PET SHOP BOYS: Various

Directed by Howard Greenhalgh
Starring Neil Tennant and Chris Lowe
U.K., 1993-1995

[****]

Released last year in most of the world and only recently slipped into the United States, Various collects a suite of some of the most inventive and evocative music videos ever refused by MTV. The clip for "Go West," the Boys' post-idealistic take on the Village People's disco anthem (and, incidentally, the end of Communism) caused quite a stir in late 1993, when MTV rejected the lavish short out of hand. The "Go West" video is truly a marvel, and its failure to get stateside airplay is emblematic of MTV's take-no-chances approach to music. Bands like Bush and Silverchair get airplay because they sound exactly like proven hit product, and the PSB, who are making videos that look like nothing else on television, get the shaft.

Each of the six videos on Various is directed by Howard Greenhalgh, the guy responsible for Soundgarden's disturbing "Black Hole Sun" clip as well as such unsurprising (but no less distasteful) fare as Meat Loaf's new one. For the best of the PSB videos, Greenhalgh drops the duo into a complete computer-generated world that makes Singin' in the Rain look pallid. The bittersweet "Go West" -- which incidentally beat Goldeneye to the punch in its fetishized use of Soviet imagery to proclaim the death of an ideology -- features a choir of Speedo-clad joggers carrying torches and dancing in the shadow of the Statue of Liberty, which is here recast as a black woman as red stars ring her torch ("Are the Pet Shop Boys just too gay for MTV?" asked one of my more astute friends). "Can you forgive her?" pictures a more dangerous landscape with fluid geometrical shapes, cool blank surfaces turning suddenly spiky, and Chris Lowe (the one who doesn't sing) breathing strange orange bubbles. "I wouldn't normally do this kind of thing" was originally shown in 3-D, but remains eye-popping on a flat screen with the normally staid Lowe and vocalist Neil Tennant dancing in place, taking parts in a Mortal Kombat-style video game, and lording it over a neo-psychedelic landscape that includes a pair of shiny black vinyl clad go-go dancers.

Best of all is "Liberation," a completely abstracted vision of a love song, with computer representations of Tennant and Lowe floating through an animated outer space consisting of spinning, ejaculating planets, thousands of shards of colored light, and disembodied heads that give the very concept of liberation its ecstatic due. Tennant sings "Your love is liberation," and with the seat of his cerebellum given wings, Tennant's idea of liberation is visualized as not just an emotional, but also an intellectual one. Endlessly rich, "Liberation" has the capacity to pull a viewer into its world absolutely.

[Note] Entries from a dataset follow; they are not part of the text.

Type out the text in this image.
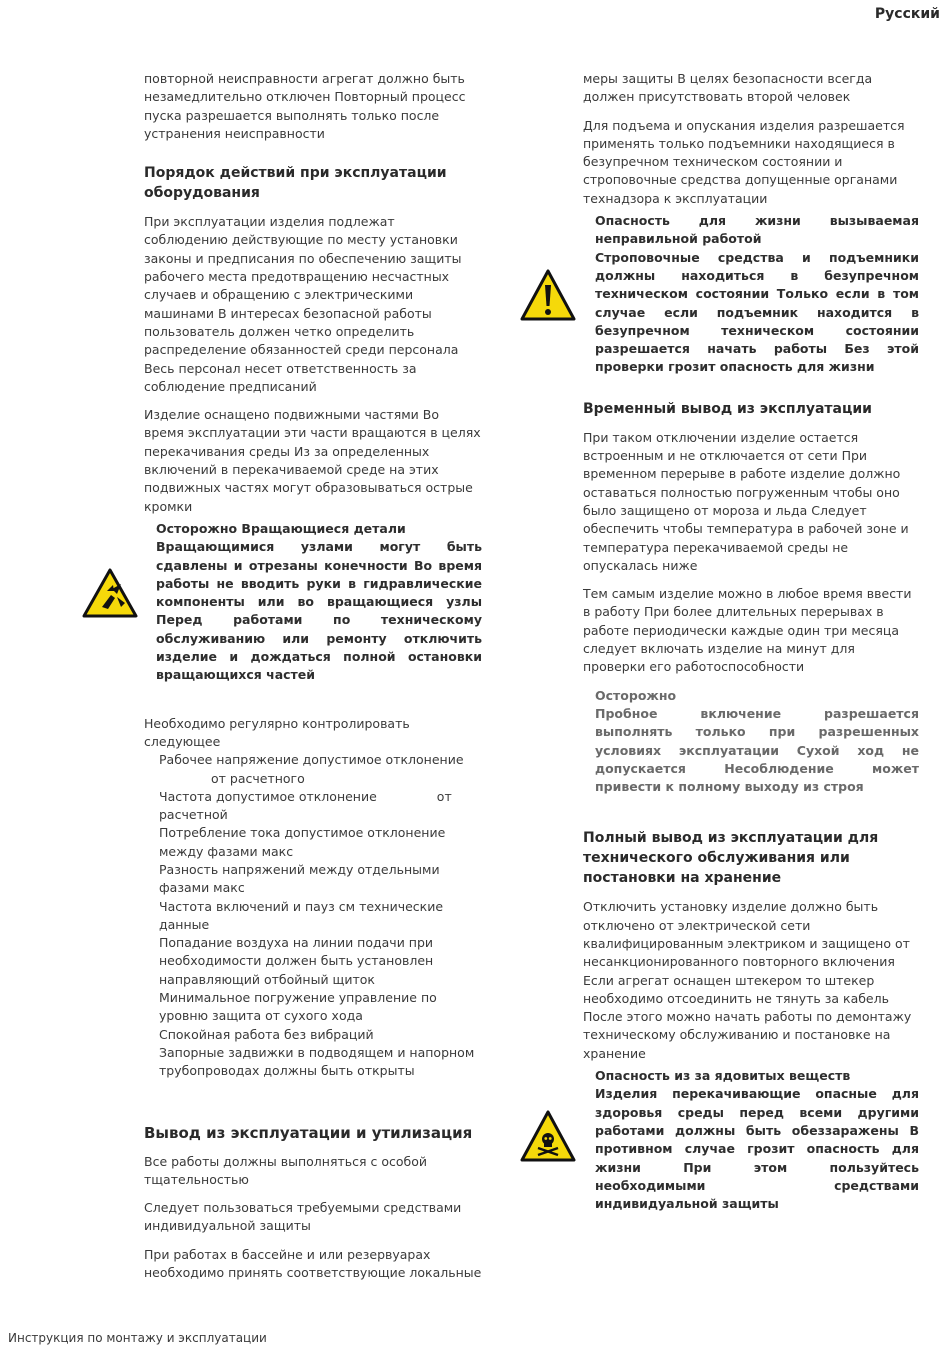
Русский

повторной неисправности агрегат должно быть незамедлительно отключен Повторный процесс пуска разрешается выполнять только после устранения неисправности

Порядок действий при эксплуатации оборудования

При эксплуатации изделия подлежат соблюдению действующие по месту установки законы и предписания по обеспечению защиты рабочего места предотвращению несчастных случаев и обращению с электрическими машинами В интересах безопасной работы пользователь должен четко определить распределение обязанностей среди персонала Весь персонал несет ответственность за соблюдение предписаний

Изделие оснащено подвижными частями Во время эксплуатации эти части вращаются в целях перекачивания среды Из за определенных включений в перекачиваемой среде на этих подвижных частях могут образовываться острые кромки

Осторожно Вращающиеся детали
Вращающимися узлами могут быть сдавлены и отрезаны конечности Во время работы не вводить руки в гидравлические компоненты или во вращающиеся узлы Перед работами по техническому обслуживанию или ремонту отключить изделие и дождаться полной остановки вращающихся частей

Необходимо регулярно контролировать следующее

Рабочее напряжение допустимое отклонение
от расчетного
Частота допустимое отклонение	от
расчетной
Потребление тока допустимое отклонение между фазами макс
Разность напряжений между отдельными фазами макс
Частота включений и пауз см технические данные
Попадание воздуха на линии подачи при необходимости должен быть установлен направляющий отбойный щиток
Минимальное погружение управление по уровню защита от сухого хода
Спокойная работа без вибраций
Запорные задвижки в подводящем и напорном трубопроводах должны быть открыты
Вывод из эксплуатации и утилизация

Все работы должны выполняться с особой тщательностью

Следует пользоваться требуемыми средствами индивидуальной защиты

При работах в бассейне и или резервуарах необходимо принять соответствующие локальные

меры защиты В целях безопасности всегда должен присутствовать второй человек

Для подъема и опускания изделия разрешается применять только подъемники находящиеся в безупречном техническом состоянии и строповочные средства допущенные органами технадзора к эксплуатации

Опасность для жизни вызываемая неправильной работой
Строповочные средства и подъемники должны находиться в безупречном техническом состоянии Только если в том случае если подъемник находится в безупречном техническом состоянии разрешается начать работы Без этой проверки грозит опасность для жизни
Временный вывод из эксплуатации

При таком отключении изделие остается встроенным и не отключается от сети При временном перерыве в работе изделие должно оставаться полностью погруженным чтобы оно было защищено от мороза и льда Следует обеспечить чтобы температура в рабочей зоне и температура перекачиваемой среды не опускалась ниже

Тем самым изделие можно в любое время ввести в работу При более длительных перерывах в работе периодически каждые один три месяца следует включать изделие на минут для проверки его работоспособности

Осторожно
Пробное включение разрешается выполнять только при разрешенных условиях эксплуатации Сухой ход не допускается Несоблюдение может привести к полному выходу из строя
Полный вывод из эксплуатации для технического обслуживания или постановки на хранение

Отключить установку изделие должно быть отключено от электрической сети квалифицированным электриком и защищено от несанкционированного повторного включения Если агрегат оснащен штекером то штекер необходимо отсоединить не тянуть за кабель После этого можно начать работы по демонтажу техническому обслуживанию и постановке на хранение

Опасность из за ядовитых веществ
Изделия перекачивающие опасные для здоровья среды перед всеми другими работами должны быть обеззаражены В противном случае грозит опасность для жизни При этом пользуйтесь необходимыми средствами индивидуальной защиты
Инструкция по монтажу и эксплуатации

Two more videos are less successful. "Yesterday, when I was mad" is a little too mannered, with Tennant smiling happily in an asylum as a Nurse Ratched type looms over him among weird special effects (again, computer animated) that stand in for his psychoses. And "Absolutely Fabulous" is a lot of fun for fans of the band, but really doesn't consist of any more than Tennant and Lowe dancing about in white robes like the Popes of techno, with AbFab stars Jennifer Saunders and Joanna Lumley cavorting mock-drunkenly around them. But on the strength of "Liberation" and "Go West" alone, this collection would be a must for anyone with an interest in the music video form, and especially for fans of the PSB.